Upgraded MP3 format offered

By Vic Caleca
Gannett News Service

Less is more in the world of digital music. But more is more, too.

Which is precisely the dilemma Thomson Multimedia tried to address by announcing that it will release an upgraded version of its MP3 audio format, called mp3PRO, in April.

The new format, it said, will double the capacity of MP3 files, allowing music lovers to cram more songs onto their computer hard drives or portable players - while maintaining audio quality nearly as good as compact discs.

In other words, less is more and more is more. Not to mention just in time.

Industry experts say that MP3, while still the leading digital audio format, is facing competition from some formidable sources - especially the newest versions of Microsoft’s Windows Media and RealNetworks’ Real Audio formats.

"Both of those have been getting a lot of attention because they can store higher-quality audio in a lot less space than the original MP3," said Ben Sawyer of Digitalmill, a Portland, Maine, consulting company.

"That makes sense, because MP3 has been around a long time.
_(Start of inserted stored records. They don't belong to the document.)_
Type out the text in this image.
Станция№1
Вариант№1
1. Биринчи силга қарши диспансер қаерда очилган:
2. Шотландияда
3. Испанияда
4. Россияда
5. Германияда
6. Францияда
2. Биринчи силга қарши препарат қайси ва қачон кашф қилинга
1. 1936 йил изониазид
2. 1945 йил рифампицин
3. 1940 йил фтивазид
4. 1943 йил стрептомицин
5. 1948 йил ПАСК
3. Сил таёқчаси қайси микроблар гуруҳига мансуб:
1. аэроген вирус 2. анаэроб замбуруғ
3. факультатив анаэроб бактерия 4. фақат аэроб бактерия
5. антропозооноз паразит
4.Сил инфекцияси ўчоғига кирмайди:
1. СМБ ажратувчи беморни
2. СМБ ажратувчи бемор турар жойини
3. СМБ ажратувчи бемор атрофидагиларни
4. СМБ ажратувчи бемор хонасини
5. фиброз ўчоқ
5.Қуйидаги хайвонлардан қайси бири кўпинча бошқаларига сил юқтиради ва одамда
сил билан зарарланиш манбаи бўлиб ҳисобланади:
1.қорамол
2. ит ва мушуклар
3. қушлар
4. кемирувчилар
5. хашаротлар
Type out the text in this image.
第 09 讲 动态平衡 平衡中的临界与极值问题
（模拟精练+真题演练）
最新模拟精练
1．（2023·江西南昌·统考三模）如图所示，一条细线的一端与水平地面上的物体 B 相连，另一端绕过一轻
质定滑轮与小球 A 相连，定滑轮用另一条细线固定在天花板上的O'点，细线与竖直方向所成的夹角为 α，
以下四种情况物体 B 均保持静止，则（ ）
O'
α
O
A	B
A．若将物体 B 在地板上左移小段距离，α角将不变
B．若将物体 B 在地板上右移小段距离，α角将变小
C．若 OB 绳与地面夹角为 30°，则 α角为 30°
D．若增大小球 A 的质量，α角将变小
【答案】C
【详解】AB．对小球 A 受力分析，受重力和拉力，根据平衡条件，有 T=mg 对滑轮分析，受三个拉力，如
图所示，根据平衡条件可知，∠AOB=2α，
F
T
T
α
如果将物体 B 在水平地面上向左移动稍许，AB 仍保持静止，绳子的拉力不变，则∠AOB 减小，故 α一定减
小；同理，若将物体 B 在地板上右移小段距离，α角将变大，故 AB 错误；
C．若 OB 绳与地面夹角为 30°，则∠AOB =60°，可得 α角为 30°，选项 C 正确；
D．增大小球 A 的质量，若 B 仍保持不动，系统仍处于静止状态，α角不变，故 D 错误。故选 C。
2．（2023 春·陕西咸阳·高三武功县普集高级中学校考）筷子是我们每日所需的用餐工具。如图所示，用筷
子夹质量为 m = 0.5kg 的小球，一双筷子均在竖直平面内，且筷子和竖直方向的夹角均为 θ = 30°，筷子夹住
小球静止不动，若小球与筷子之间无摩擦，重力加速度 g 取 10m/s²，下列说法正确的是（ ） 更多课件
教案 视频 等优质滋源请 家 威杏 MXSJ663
But some of the newer programs have really improved on it. Windows Media, in particular, has been making inroads on MP3, so Thomson had to do something."

Which Thomson freely acknowledged: "From a competitive standpoint, there is a perception out there that MP3 is old technology and it’s going to be eclipsed by the next great, new thing," said David Arland, a spokesman at the U.S. headquarters in Carmel, Ind.

MP3 is a software program known as a codec - or coder/decoder - that takes digital music files from compact discs or other sources and compresses them.

Here’s why that’s significant: High-quality digital music files like those on CDs sound great, but they’re huge. A handful of songs would quickly fill up all but the biggest computer hard drives and take hours to download or upload over standard Internet connections.

Compression programs, such as MP3, take huge audio files, remove bits of data, and shrink them to a size that can be realistically stored or transmitted without significantly hurting the audio quality.

MP3 does that through a technique called "perceptual noise shaping," which takes into account characteristics of the human ear when it decides what parts of a song to remove when it’s compressing a file.

With the current MP3 codec, experience has shown that songs compressed to a size of 128 kilobits of data per second sound virtually indistinguishable from a CD.

Another popular bit-rate size is 64 kbps - typically described as FM-radio quality - that doesn’t sound quite as rich as 128 kbs, but allows users to fit twice as many songs onto computers or hard drives.

The advantage to those smaller MP3 files? With a big enough hard drive, a music fan can store his or her entire song collection on a computer, use a software jukebox program to play them in any order, compile favorite song playlists, burn them onto custom CDs, or load them into portable audio players.